The mouth of Taylor Canyon in 2015.
Some rugged outcroppings on the Taylor Canyon trail.
"MOTORCYCLE driven from Ogden to Malan’s Heights” was a large headline in the Sept. 18, 1917 Standard-Examiner.
With World War I still raging, five young men from Ogden – L. Keller, Ronald Halstrom, James Rawson, Ed Lewis and Wright Corey – combined their might to get the machine up Taylor Canyon and eventually into Malan’s Basin, where a resort had existed 12 years prior.
The route up had so deteriorated in just over a decade that while Keller rode the motorcycle, his four friends had to physically lift the bike over rocks and some impassible places in Taylor Canyon.
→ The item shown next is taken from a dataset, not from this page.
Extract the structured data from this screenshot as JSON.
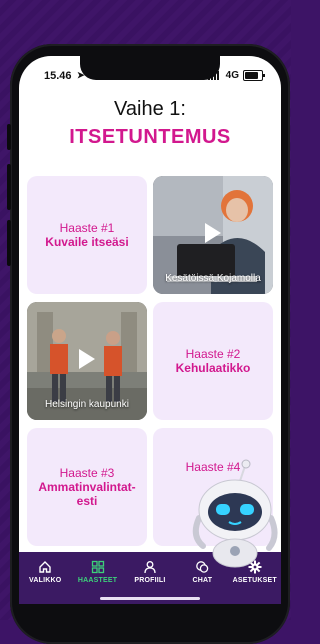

“Several spills were unavoidable,” the report stated. The bike was driven down into lower gear, braking most of the way.
Malan's Basin in 2015.
This was likely the first time a motorized vehicle had traversed Taylor Canyon, up to Malan’s Peak and into Malan’s Basin.
More historical tidbits:
-“Young people climb mountain” Was a July 21, 1915 headline in the Standard.
Seven “young folk” – one young man and six young women, including Iva Bailey, Theresa Chadwick and Earl Chadwick from Weber County, plus three New York young ladies and a Salt Lake young woman made the hike to Ben Lomond Peak.
They hiked up North Ogden Canyon, then followed the mountain saddle to Ben Lomond and returned by way of Liberty.
Ben Lomond Peak, center, as seen from Malan's Peak.
The group reported snow on the peak up to 10 feet deep, so snow must have persisted on local summits far longer that they do in the 21st Century. They also found the register book and flag pole left there two years earlier in good condition.
-“Trip of Ben Lomond Club” was a Sept. 30, 1924 headline in the Box Elder News. The stable men of the 116th Calvary took horses from the south side of Mantua to Ben Lomond Peak.
The group periodically nailed signs with arrows on them to help future travelers to the peak. They also reported deep gullies and fallen trees to negotiate through – especially near Willard Canyon, where a severe flood in August of 1923 had obliterated the trail.
Yet, every member of the company reached the Ben Lomond summit. Its 41 horses had been tied one quarter mile below the peak. The new group voted and adopted its bylaws while resting on the summit before its return.
-“Sunday sales City problem” was a Sept. 7, 1927 headline in the Standard-Examiner. It was then reported that some small stores in Ogden City, on north Washington Avenue, were using their soft drink licenses as a subterfuge for keeping their stores open on Sunday to sell all their other merchandise too.
City ordinances back then did allow soft drinks to be sold on Sunday, but not other merchandise. Ogden Mayor George E. Browning asked the police to investigate this illegal practice, as this business is “unfair to larger merchants whose stores are closed on Sunday.”